The inhabitants of Hanna's Town were Patriots through and through. Prior to the outbreak of the Revolutionary War, the Hanna's Town Resolves were penned and signed in May of 1775. The Resolves directly challenged British authority, and was one of the first towns to do so. This act was prior to the Declaration of Independence. Westmoreland county residents made it clear that they would take whatever actions necessary to defend their rights.
Hanna's Town became instrumental in recruiting militia for the western campaign against the British and Native American allies. Hanna's town was attacked on July 13, 1782 by The King's 8th regiment out of Fort Niagra and their Seneca allies. The settlement was burned to the ground. Most of the inhabitants did remain safe within the fort, however, every home was destroyed. This act was one of the final battles of the Revolutionary War.
After the destruction, the town collapsed and the land was farmed for 140 years.

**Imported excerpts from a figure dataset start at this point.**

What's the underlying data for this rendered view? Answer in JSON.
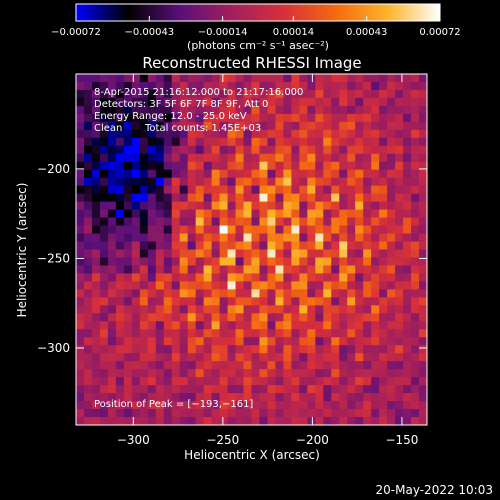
{
  "chart_data": {
    "type": "heatmap",
    "title": "Reconstructed RHESSI Image",
    "xlabel": "Heliocentric X (arcsec)",
    "ylabel": "Heliocentric Y (arcsec)",
    "xlim": [
      -332,
      -136
    ],
    "ylim": [
      -343,
      -147
    ],
    "xticks": [
      -300,
      -250,
      -200,
      -150
    ],
    "xtick_labels": [
      "−300",
      "−250",
      "−200",
      "−150"
    ],
    "yticks": [
      -300,
      -250,
      -200
    ],
    "ytick_labels": [
      "−300",
      "−250",
      "−200"
    ],
    "colorbar": {
      "range": [
        -0.00072,
        0.00072
      ],
      "ticks": [
        -0.00072,
        -0.00043,
        -0.00014,
        0.00014,
        0.00043,
        0.00072
      ],
      "tick_labels": [
        "−0.00072",
        "−0.00043",
        "−0.00014",
        "0.00014",
        "0.00043",
        "0.00072"
      ],
      "unit_label": "(photons cm⁻² s⁻¹ asec⁻²)",
      "stops": [
        "#0000ff",
        "#000000",
        "#5a0f7a",
        "#a21f5c",
        "#d8303a",
        "#f56a10",
        "#fcb52a",
        "#ffffff"
      ]
    },
    "annotations": {
      "time_range": "8-Apr-2015 21:16:12.000 to 21:17:16.000",
      "detectors": "Detectors: 3F 5F 6F 7F 8F 9F, Att 0",
      "energy_range": "Energy Range: 12.0 - 25.0 keV",
      "clean_label": "Clean",
      "total_counts": "Total counts: 1.45E+03",
      "peak_position": "Position of Peak = [−193,−161]"
    },
    "peak": [
      -193,
      -161
    ],
    "timestamp": "20-May-2022 10:03"
  }
}
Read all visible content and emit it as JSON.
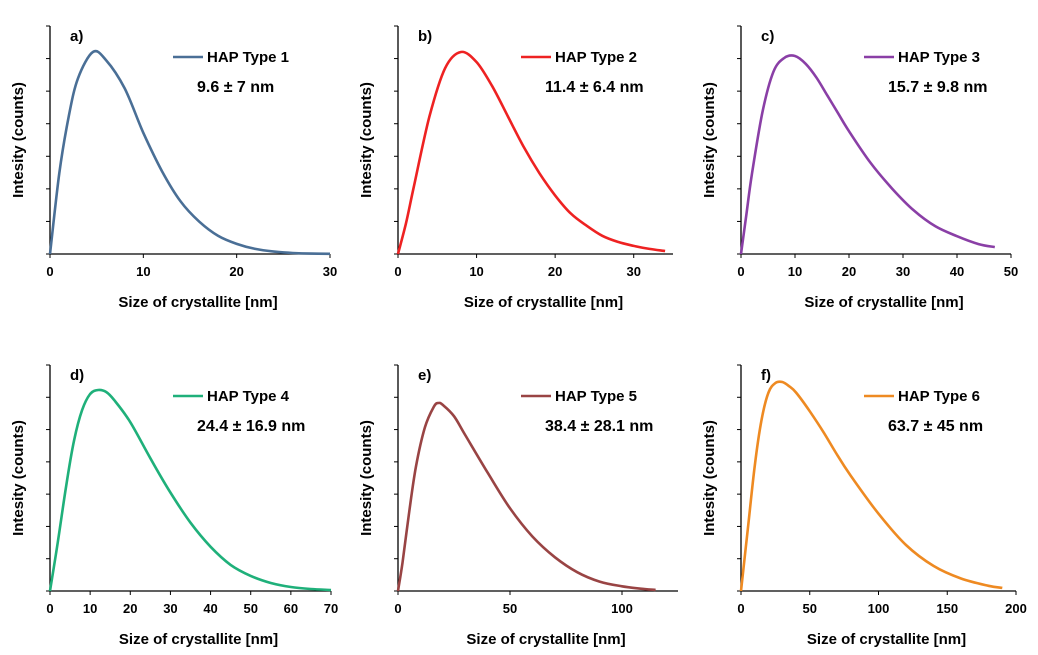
{
  "chart_data": [
    {
      "type": "line",
      "panel_label": "a)",
      "series": [
        {
          "name": "HAP Type 1",
          "color": "#4a6f96",
          "x": [
            0,
            1,
            2,
            3,
            4.6,
            6,
            8,
            10,
            12,
            14,
            16,
            18,
            20,
            22,
            24,
            26,
            28,
            30
          ],
          "y": [
            0,
            0.4,
            0.68,
            0.87,
            1.0,
            0.96,
            0.82,
            0.6,
            0.41,
            0.26,
            0.16,
            0.09,
            0.05,
            0.025,
            0.012,
            0.005,
            0.002,
            0.001
          ]
        }
      ],
      "annotation": "9.6 ± 7 nm",
      "xlabel": "Size of crystallite [nm]",
      "ylabel": "Intesity (counts)",
      "xticks": [
        "0",
        "10",
        "20",
        "30"
      ],
      "xlim": [
        0,
        30
      ],
      "ylim": [
        0,
        1
      ]
    },
    {
      "type": "line",
      "panel_label": "b)",
      "series": [
        {
          "name": "HAP Type 2",
          "color": "#ee2222",
          "x": [
            0,
            1,
            2,
            4,
            6,
            8,
            10,
            12,
            14,
            16,
            18,
            20,
            22,
            24,
            26,
            28,
            30,
            32,
            34
          ],
          "y": [
            0,
            0.15,
            0.33,
            0.68,
            0.92,
            1.0,
            0.95,
            0.83,
            0.68,
            0.53,
            0.4,
            0.29,
            0.2,
            0.14,
            0.09,
            0.06,
            0.04,
            0.025,
            0.015
          ]
        }
      ],
      "annotation": "11.4 ± 6.4 nm",
      "xlabel": "Size of crystallite [nm]",
      "ylabel": "Intesity (counts)",
      "xticks": [
        "0",
        "10",
        "20",
        "30"
      ],
      "xlim": [
        0,
        35
      ],
      "ylim": [
        0,
        1
      ]
    },
    {
      "type": "line",
      "panel_label": "c)",
      "series": [
        {
          "name": "HAP Type 3",
          "color": "#8a3fa6",
          "x": [
            0,
            1,
            2,
            4,
            6,
            8,
            10,
            12,
            14,
            16,
            18,
            20,
            24,
            28,
            32,
            36,
            40,
            44,
            47
          ],
          "y": [
            0,
            0.2,
            0.4,
            0.72,
            0.92,
            0.99,
            1.0,
            0.96,
            0.89,
            0.8,
            0.71,
            0.62,
            0.46,
            0.33,
            0.22,
            0.14,
            0.09,
            0.05,
            0.035
          ]
        }
      ],
      "annotation": "15.7 ± 9.8 nm",
      "xlabel": "Size of crystallite [nm]",
      "ylabel": "Intesity (counts)",
      "xticks": [
        "0",
        "10",
        "20",
        "30",
        "40",
        "50"
      ],
      "xlim": [
        0,
        50
      ],
      "ylim": [
        0,
        1
      ]
    },
    {
      "type": "line",
      "panel_label": "d)",
      "series": [
        {
          "name": "HAP Type 4",
          "color": "#1fb07a",
          "x": [
            0,
            2,
            4,
            6,
            8,
            10,
            12,
            14,
            16,
            20,
            25,
            30,
            35,
            40,
            45,
            50,
            55,
            60,
            65,
            70
          ],
          "y": [
            0,
            0.25,
            0.52,
            0.75,
            0.9,
            0.98,
            1.0,
            0.99,
            0.95,
            0.84,
            0.66,
            0.49,
            0.34,
            0.22,
            0.13,
            0.075,
            0.04,
            0.02,
            0.01,
            0.005
          ]
        }
      ],
      "annotation": "24.4 ± 16.9 nm",
      "xlabel": "Size of crystallite [nm]",
      "ylabel": "Intesity (counts)",
      "xticks": [
        "0",
        "10",
        "20",
        "30",
        "40",
        "50",
        "60",
        "70"
      ],
      "xlim": [
        0,
        70
      ],
      "ylim": [
        0,
        1
      ]
    },
    {
      "type": "line",
      "panel_label": "e)",
      "series": [
        {
          "name": "HAP Type 5",
          "color": "#994444",
          "x": [
            0,
            2,
            5,
            8,
            12,
            16,
            18,
            20,
            25,
            30,
            40,
            50,
            60,
            70,
            80,
            90,
            100,
            110,
            115
          ],
          "y": [
            0,
            0.15,
            0.42,
            0.66,
            0.87,
            0.98,
            1.0,
            0.99,
            0.93,
            0.83,
            0.63,
            0.44,
            0.29,
            0.18,
            0.1,
            0.05,
            0.025,
            0.01,
            0.006
          ]
        }
      ],
      "annotation": "38.4 ± 28.1 nm",
      "xlabel": "Size of crystallite [nm]",
      "ylabel": "Intesity (counts)",
      "xticks": [
        "0",
        "50",
        "100"
      ],
      "xlim": [
        0,
        125
      ],
      "ylim": [
        0,
        1
      ]
    },
    {
      "type": "line",
      "panel_label": "f)",
      "series": [
        {
          "name": "HAP Type 6",
          "color": "#ee8a22",
          "x": [
            0,
            5,
            10,
            15,
            20,
            25,
            30,
            35,
            40,
            50,
            60,
            70,
            80,
            100,
            120,
            140,
            160,
            180,
            190
          ],
          "y": [
            0,
            0.3,
            0.6,
            0.82,
            0.95,
            0.995,
            1.0,
            0.98,
            0.95,
            0.86,
            0.76,
            0.65,
            0.55,
            0.37,
            0.22,
            0.12,
            0.06,
            0.025,
            0.015
          ]
        }
      ],
      "annotation": "63.7 ± 45 nm",
      "xlabel": "Size of crystallite [nm]",
      "ylabel": "Intesity (counts)",
      "xticks": [
        "0",
        "50",
        "100",
        "150",
        "200"
      ],
      "xlim": [
        0,
        200
      ],
      "ylim": [
        0,
        1
      ]
    }
  ]
}
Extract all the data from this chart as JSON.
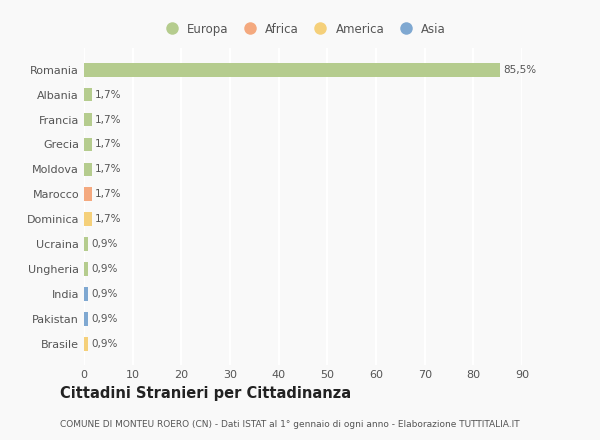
{
  "countries": [
    "Romania",
    "Albania",
    "Francia",
    "Grecia",
    "Moldova",
    "Marocco",
    "Dominica",
    "Ucraina",
    "Ungheria",
    "India",
    "Pakistan",
    "Brasile"
  ],
  "values": [
    85.5,
    1.7,
    1.7,
    1.7,
    1.7,
    1.7,
    1.7,
    0.9,
    0.9,
    0.9,
    0.9,
    0.9
  ],
  "labels": [
    "85,5%",
    "1,7%",
    "1,7%",
    "1,7%",
    "1,7%",
    "1,7%",
    "1,7%",
    "0,9%",
    "0,9%",
    "0,9%",
    "0,9%",
    "0,9%"
  ],
  "continents": [
    "Europa",
    "Europa",
    "Europa",
    "Europa",
    "Europa",
    "Africa",
    "America",
    "Europa",
    "Europa",
    "Asia",
    "Asia",
    "America"
  ],
  "colors": {
    "Europa": "#b5cc8e",
    "Africa": "#f4a97f",
    "America": "#f5d07a",
    "Asia": "#7fa8d1"
  },
  "legend_order": [
    "Europa",
    "Africa",
    "America",
    "Asia"
  ],
  "xlim": [
    0,
    90
  ],
  "xticks": [
    0,
    10,
    20,
    30,
    40,
    50,
    60,
    70,
    80,
    90
  ],
  "title": "Cittadini Stranieri per Cittadinanza",
  "subtitle": "COMUNE DI MONTEU ROERO (CN) - Dati ISTAT al 1° gennaio di ogni anno - Elaborazione TUTTITALIA.IT",
  "bg_color": "#f9f9f9",
  "grid_color": "#ffffff",
  "text_color": "#555555",
  "bar_height": 0.55,
  "label_fontsize": 7.5,
  "ytick_fontsize": 8,
  "xtick_fontsize": 8,
  "title_fontsize": 10.5,
  "subtitle_fontsize": 6.5,
  "legend_fontsize": 8.5
}
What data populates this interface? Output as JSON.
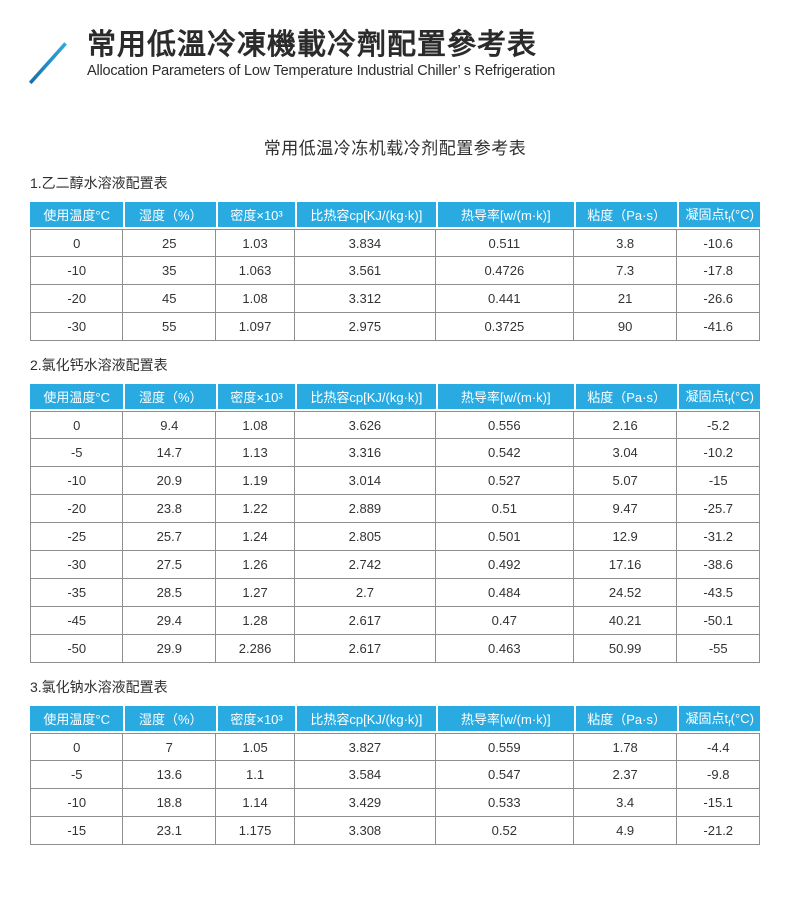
{
  "header": {
    "title": "常用低溫冷凍機載冷劑配置參考表",
    "subtitle": "Allocation Parameters of Low Temperature Industrial Chiller’ s Refrigeration",
    "icon": "arrow-up-right-logo"
  },
  "inner_title": "常用低温冷冻机载冷剂配置参考表",
  "colors": {
    "accent_blue": "#29abe2",
    "icon_blue_dark": "#1b6fad",
    "icon_blue_light": "#2fa9de",
    "grid_border": "#8e8e8e",
    "body_text": "#333333",
    "header_text": "#ffffff"
  },
  "table_headers": [
    {
      "pre": "使用温度°C"
    },
    {
      "pre": "湿度（%）"
    },
    {
      "pre": "密度×10³"
    },
    {
      "pre": "比热容cp[KJ/(kg·k)]"
    },
    {
      "pre": "热导率[w/(m·k)]"
    },
    {
      "pre": "粘度（Pa·s）"
    },
    {
      "pre": "凝固点t",
      "sub": "f",
      "post": "(°C)"
    }
  ],
  "sections": [
    {
      "label": "1.乙二醇水溶液配置表",
      "rows": [
        [
          "0",
          "25",
          "1.03",
          "3.834",
          "0.511",
          "3.8",
          "-10.6"
        ],
        [
          "-10",
          "35",
          "1.063",
          "3.561",
          "0.4726",
          "7.3",
          "-17.8"
        ],
        [
          "-20",
          "45",
          "1.08",
          "3.312",
          "0.441",
          "21",
          "-26.6"
        ],
        [
          "-30",
          "55",
          "1.097",
          "2.975",
          "0.3725",
          "90",
          "-41.6"
        ]
      ]
    },
    {
      "label": "2.氯化钙水溶液配置表",
      "rows": [
        [
          "0",
          "9.4",
          "1.08",
          "3.626",
          "0.556",
          "2.16",
          "-5.2"
        ],
        [
          "-5",
          "14.7",
          "1.13",
          "3.316",
          "0.542",
          "3.04",
          "-10.2"
        ],
        [
          "-10",
          "20.9",
          "1.19",
          "3.014",
          "0.527",
          "5.07",
          "-15"
        ],
        [
          "-20",
          "23.8",
          "1.22",
          "2.889",
          "0.51",
          "9.47",
          "-25.7"
        ],
        [
          "-25",
          "25.7",
          "1.24",
          "2.805",
          "0.501",
          "12.9",
          "-31.2"
        ],
        [
          "-30",
          "27.5",
          "1.26",
          "2.742",
          "0.492",
          "17.16",
          "-38.6"
        ],
        [
          "-35",
          "28.5",
          "1.27",
          "2.7",
          "0.484",
          "24.52",
          "-43.5"
        ],
        [
          "-45",
          "29.4",
          "1.28",
          "2.617",
          "0.47",
          "40.21",
          "-50.1"
        ],
        [
          "-50",
          "29.9",
          "2.286",
          "2.617",
          "0.463",
          "50.99",
          "-55"
        ]
      ]
    },
    {
      "label": "3.氯化钠水溶液配置表",
      "rows": [
        [
          "0",
          "7",
          "1.05",
          "3.827",
          "0.559",
          "1.78",
          "-4.4"
        ],
        [
          "-5",
          "13.6",
          "1.1",
          "3.584",
          "0.547",
          "2.37",
          "-9.8"
        ],
        [
          "-10",
          "18.8",
          "1.14",
          "3.429",
          "0.533",
          "3.4",
          "-15.1"
        ],
        [
          "-15",
          "23.1",
          "1.175",
          "3.308",
          "0.52",
          "4.9",
          "-21.2"
        ]
      ]
    }
  ]
}
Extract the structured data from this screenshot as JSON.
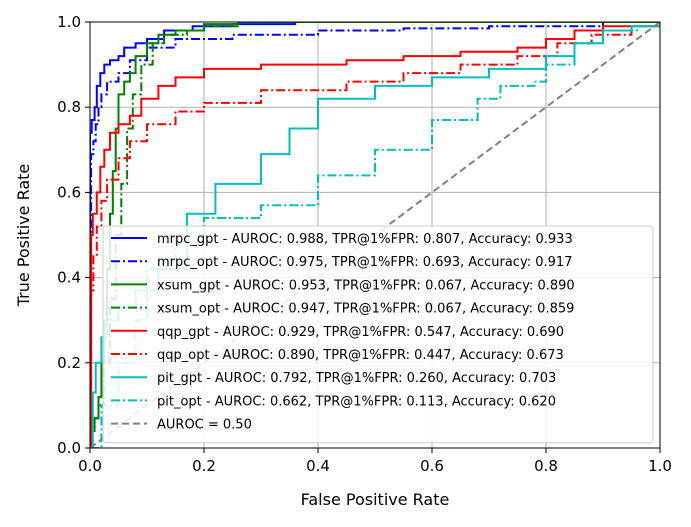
{
  "chart_data": {
    "type": "line",
    "title": "",
    "xlabel": "False Positive Rate",
    "ylabel": "True Positive Rate",
    "xlim": [
      0,
      1
    ],
    "ylim": [
      0,
      1
    ],
    "grid": true,
    "legend_position": "bottom-right",
    "x_ticks": [
      "0.0",
      "0.2",
      "0.4",
      "0.6",
      "0.8",
      "1.0"
    ],
    "y_ticks": [
      "0.0",
      "0.2",
      "0.4",
      "0.6",
      "0.8",
      "1.0"
    ],
    "series": [
      {
        "name": "mrpc_gpt - AUROC: 0.988, TPR@1%FPR: 0.807, Accuracy: 0.933",
        "color": "#0000ff",
        "dash": "solid",
        "points": [
          [
            0,
            0
          ],
          [
            0,
            0.74
          ],
          [
            0.003,
            0.77
          ],
          [
            0.008,
            0.8
          ],
          [
            0.012,
            0.85
          ],
          [
            0.018,
            0.88
          ],
          [
            0.025,
            0.9
          ],
          [
            0.035,
            0.91
          ],
          [
            0.05,
            0.92
          ],
          [
            0.06,
            0.94
          ],
          [
            0.08,
            0.95
          ],
          [
            0.1,
            0.96
          ],
          [
            0.13,
            0.98
          ],
          [
            0.18,
            0.99
          ],
          [
            0.25,
            0.995
          ],
          [
            0.36,
            1.0
          ],
          [
            1.0,
            1.0
          ]
        ]
      },
      {
        "name": "mrpc_opt - AUROC: 0.975, TPR@1%FPR: 0.693, Accuracy: 0.917",
        "color": "#0000ff",
        "dash": "dashdot",
        "points": [
          [
            0,
            0
          ],
          [
            0.002,
            0.69
          ],
          [
            0.006,
            0.72
          ],
          [
            0.01,
            0.76
          ],
          [
            0.015,
            0.8
          ],
          [
            0.02,
            0.83
          ],
          [
            0.03,
            0.86
          ],
          [
            0.05,
            0.88
          ],
          [
            0.07,
            0.91
          ],
          [
            0.1,
            0.94
          ],
          [
            0.15,
            0.96
          ],
          [
            0.25,
            0.97
          ],
          [
            0.4,
            0.98
          ],
          [
            0.55,
            0.985
          ],
          [
            0.7,
            0.99
          ],
          [
            0.9,
            1.0
          ],
          [
            1.0,
            1.0
          ]
        ]
      },
      {
        "name": "xsum_gpt - AUROC: 0.953, TPR@1%FPR: 0.067, Accuracy: 0.890",
        "color": "#008000",
        "dash": "solid",
        "points": [
          [
            0,
            0
          ],
          [
            0.002,
            0.05
          ],
          [
            0.008,
            0.07
          ],
          [
            0.015,
            0.12
          ],
          [
            0.02,
            0.2
          ],
          [
            0.025,
            0.3
          ],
          [
            0.03,
            0.42
          ],
          [
            0.035,
            0.55
          ],
          [
            0.04,
            0.65
          ],
          [
            0.045,
            0.75
          ],
          [
            0.05,
            0.83
          ],
          [
            0.06,
            0.86
          ],
          [
            0.07,
            0.88
          ],
          [
            0.08,
            0.92
          ],
          [
            0.1,
            0.95
          ],
          [
            0.12,
            0.97
          ],
          [
            0.15,
            0.98
          ],
          [
            0.2,
            0.995
          ],
          [
            0.26,
            1.0
          ],
          [
            1.0,
            1.0
          ]
        ]
      },
      {
        "name": "xsum_opt - AUROC: 0.947, TPR@1%FPR: 0.067, Accuracy: 0.859",
        "color": "#008000",
        "dash": "dashdot",
        "points": [
          [
            0,
            0
          ],
          [
            0.002,
            0.04
          ],
          [
            0.008,
            0.07
          ],
          [
            0.015,
            0.1
          ],
          [
            0.025,
            0.2
          ],
          [
            0.035,
            0.35
          ],
          [
            0.045,
            0.5
          ],
          [
            0.055,
            0.62
          ],
          [
            0.065,
            0.75
          ],
          [
            0.075,
            0.83
          ],
          [
            0.09,
            0.9
          ],
          [
            0.11,
            0.95
          ],
          [
            0.13,
            0.97
          ],
          [
            0.17,
            0.98
          ],
          [
            0.2,
            0.99
          ],
          [
            0.26,
            1.0
          ],
          [
            1.0,
            1.0
          ]
        ]
      },
      {
        "name": "qqp_gpt - AUROC: 0.929, TPR@1%FPR: 0.547, Accuracy: 0.690",
        "color": "#ff0000",
        "dash": "solid",
        "points": [
          [
            0,
            0
          ],
          [
            0.002,
            0.5
          ],
          [
            0.005,
            0.55
          ],
          [
            0.012,
            0.6
          ],
          [
            0.018,
            0.66
          ],
          [
            0.025,
            0.7
          ],
          [
            0.035,
            0.74
          ],
          [
            0.05,
            0.76
          ],
          [
            0.07,
            0.78
          ],
          [
            0.09,
            0.82
          ],
          [
            0.12,
            0.85
          ],
          [
            0.15,
            0.87
          ],
          [
            0.2,
            0.89
          ],
          [
            0.3,
            0.9
          ],
          [
            0.45,
            0.91
          ],
          [
            0.55,
            0.92
          ],
          [
            0.65,
            0.93
          ],
          [
            0.75,
            0.94
          ],
          [
            0.8,
            0.96
          ],
          [
            0.85,
            0.98
          ],
          [
            0.9,
            0.99
          ],
          [
            1.0,
            1.0
          ]
        ]
      },
      {
        "name": "qqp_opt - AUROC: 0.890, TPR@1%FPR: 0.447, Accuracy: 0.673",
        "color": "#ff0000",
        "dash": "dashdot",
        "points": [
          [
            0,
            0
          ],
          [
            0.002,
            0.37
          ],
          [
            0.006,
            0.45
          ],
          [
            0.012,
            0.52
          ],
          [
            0.02,
            0.58
          ],
          [
            0.03,
            0.63
          ],
          [
            0.05,
            0.68
          ],
          [
            0.07,
            0.72
          ],
          [
            0.1,
            0.76
          ],
          [
            0.15,
            0.79
          ],
          [
            0.2,
            0.81
          ],
          [
            0.3,
            0.84
          ],
          [
            0.45,
            0.86
          ],
          [
            0.55,
            0.88
          ],
          [
            0.65,
            0.9
          ],
          [
            0.75,
            0.92
          ],
          [
            0.82,
            0.95
          ],
          [
            0.88,
            0.97
          ],
          [
            0.95,
            0.99
          ],
          [
            1.0,
            1.0
          ]
        ]
      },
      {
        "name": "pit_gpt - AUROC: 0.792, TPR@1%FPR: 0.260, Accuracy: 0.703",
        "color": "#00bfbf",
        "dash": "solid",
        "points": [
          [
            0,
            0
          ],
          [
            0.005,
            0.13
          ],
          [
            0.01,
            0.2
          ],
          [
            0.02,
            0.26
          ],
          [
            0.03,
            0.3
          ],
          [
            0.05,
            0.33
          ],
          [
            0.08,
            0.37
          ],
          [
            0.12,
            0.42
          ],
          [
            0.17,
            0.55
          ],
          [
            0.22,
            0.62
          ],
          [
            0.3,
            0.69
          ],
          [
            0.35,
            0.75
          ],
          [
            0.4,
            0.82
          ],
          [
            0.5,
            0.85
          ],
          [
            0.6,
            0.87
          ],
          [
            0.7,
            0.89
          ],
          [
            0.8,
            0.92
          ],
          [
            0.85,
            0.95
          ],
          [
            0.9,
            0.98
          ],
          [
            0.95,
            0.99
          ],
          [
            1.0,
            1.0
          ]
        ]
      },
      {
        "name": "pit_opt - AUROC: 0.662, TPR@1%FPR: 0.113, Accuracy: 0.620",
        "color": "#00bfbf",
        "dash": "dashdot",
        "points": [
          [
            0,
            0
          ],
          [
            0.02,
            0.1
          ],
          [
            0.05,
            0.2
          ],
          [
            0.08,
            0.3
          ],
          [
            0.1,
            0.42
          ],
          [
            0.15,
            0.5
          ],
          [
            0.2,
            0.54
          ],
          [
            0.3,
            0.57
          ],
          [
            0.4,
            0.64
          ],
          [
            0.5,
            0.7
          ],
          [
            0.6,
            0.77
          ],
          [
            0.68,
            0.82
          ],
          [
            0.72,
            0.85
          ],
          [
            0.78,
            0.86
          ],
          [
            0.8,
            0.9
          ],
          [
            0.85,
            0.95
          ],
          [
            0.9,
            0.98
          ],
          [
            0.96,
            0.99
          ],
          [
            1.0,
            1.0
          ]
        ]
      },
      {
        "name": "AUROC = 0.50",
        "color": "#808080",
        "dash": "dashed",
        "points": [
          [
            0,
            0
          ],
          [
            1,
            1
          ]
        ]
      }
    ]
  }
}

In 1969, the property was purchased by Westmoreland County in collaboration with the Westmoreland Historical Society. The farmland preserved over a million artifacts, and has become an invaluable resource for the study of colonial life. Excavations still continue, and students are invited to observe the archaeologists at work. Reconstruction efforts of the site began and it was added to the National Register of Historic Places. Today, Historic Hanna's Town is a county park and historic site interpreted by the Westmoreland Historical Society, which has its headquarters on the property.
Historic Hanna's Town is an excellent resource for education. It boasts a recreated town, frontier reenactments, antiques and collectibles market, and day camps for children that educates them on what life was like for children on the frontier. The site tour includes the reconstructed Hanna's Tavern, a reconstructed fort, jail, and authentic Conestoga wagon. Each summer, Hanna's Town hosts Frontier Court Days, where visitors can witness reenacted court cases once held at Hanna's Town.